How do you integrate #dx/ sqrt(x^2 - a^2)#?

1 Answer
Aug 23, 2015

I takes a couple of substitutions. See explanation.

Explanation:

Use a trigonometric substitution: #x = asectheta#

so #dx = asectheta tantheta d theta#

With a bit of work you can simplify #int dx/ sqrt(x^2 - a^2)# to

#int sectheta" " d theta#

If you know this integral, you can skip the next section.

To get that integral multiply by #1# in the form
#(sectheta+tantheta)/(sectheta+tantheta)#

This gets us:

#int (sec^2theta+sec theta tantheta)/(sectheta+tantheta) d theta#

And the numerator is the derivative of the denominator so we get an #ln#

We get
#int sectheta d theta = ln(sec theta + tan theta)+C#

Now that we have integrated the secant, note that due to the first substitution, #sec theta = x/a#.
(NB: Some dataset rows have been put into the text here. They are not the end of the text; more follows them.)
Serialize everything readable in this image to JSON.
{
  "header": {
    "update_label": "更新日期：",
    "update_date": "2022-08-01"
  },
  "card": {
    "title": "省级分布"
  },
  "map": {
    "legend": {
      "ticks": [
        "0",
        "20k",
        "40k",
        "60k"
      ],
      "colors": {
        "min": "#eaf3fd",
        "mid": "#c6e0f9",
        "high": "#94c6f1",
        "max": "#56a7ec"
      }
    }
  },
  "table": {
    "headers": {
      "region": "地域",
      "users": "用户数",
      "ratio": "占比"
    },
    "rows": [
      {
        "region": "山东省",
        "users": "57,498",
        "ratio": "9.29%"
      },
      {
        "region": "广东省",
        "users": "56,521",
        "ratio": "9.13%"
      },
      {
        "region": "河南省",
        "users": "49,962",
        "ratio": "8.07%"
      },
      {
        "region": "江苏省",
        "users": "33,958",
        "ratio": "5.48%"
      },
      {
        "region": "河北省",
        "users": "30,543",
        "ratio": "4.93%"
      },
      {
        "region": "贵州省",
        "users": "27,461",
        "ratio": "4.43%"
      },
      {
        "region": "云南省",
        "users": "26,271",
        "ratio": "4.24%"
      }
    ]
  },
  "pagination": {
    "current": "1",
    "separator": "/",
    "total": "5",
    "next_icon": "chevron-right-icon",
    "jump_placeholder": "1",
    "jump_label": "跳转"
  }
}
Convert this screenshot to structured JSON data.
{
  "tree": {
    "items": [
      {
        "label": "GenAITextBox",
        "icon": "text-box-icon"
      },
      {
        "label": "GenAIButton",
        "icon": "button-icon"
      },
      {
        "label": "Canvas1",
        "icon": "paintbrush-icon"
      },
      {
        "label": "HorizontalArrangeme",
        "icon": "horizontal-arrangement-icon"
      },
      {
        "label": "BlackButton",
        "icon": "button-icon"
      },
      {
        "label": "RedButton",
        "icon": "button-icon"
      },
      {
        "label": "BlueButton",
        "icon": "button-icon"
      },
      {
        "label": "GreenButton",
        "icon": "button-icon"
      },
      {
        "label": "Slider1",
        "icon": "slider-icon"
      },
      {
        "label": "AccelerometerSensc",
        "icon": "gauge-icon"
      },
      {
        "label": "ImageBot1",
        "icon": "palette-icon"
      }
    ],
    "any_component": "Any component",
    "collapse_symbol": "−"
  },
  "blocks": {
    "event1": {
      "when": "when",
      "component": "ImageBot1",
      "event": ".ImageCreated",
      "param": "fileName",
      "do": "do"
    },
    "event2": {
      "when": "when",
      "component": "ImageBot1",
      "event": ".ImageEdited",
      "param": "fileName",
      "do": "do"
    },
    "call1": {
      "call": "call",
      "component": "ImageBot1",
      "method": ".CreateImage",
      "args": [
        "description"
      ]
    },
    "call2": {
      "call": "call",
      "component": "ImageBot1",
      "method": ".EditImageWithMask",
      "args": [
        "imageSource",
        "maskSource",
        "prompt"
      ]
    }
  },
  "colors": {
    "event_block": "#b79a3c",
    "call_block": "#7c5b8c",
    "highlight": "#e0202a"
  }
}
Our trigonometry then gets us
#tan theta = sqrt(sec^2 theta -1) = sqrt(x^2/a^2 - 1)#

So our answer is:

#ln(sec theta + tan theta) +C = ln(x/a + sqrt(x^2/a^2 - 1)) +C#

We can rewrite in several ways. Perhaps the simplest is to write:

# ln(x/a + sqrt(x^2/a^2 - 1)) +C = ln(x/a + sqrt(x^2-a^2)/a) +C#

# = ln((x+sqrt(x^2-a^2))/a)+C#

# = ln(x+sqrt(x^2-a^2)) - lna+C#

But assuming that #a# is a constant, #lna# is a constant so we can let it be absorbed by the #C#.

#int dx/ sqrt(x^2 - a^2) = ln(x+sqrt(x^2-a^2)) +C#

Checking the answer by differentiating is left as an exercise. (It's not very tedious.)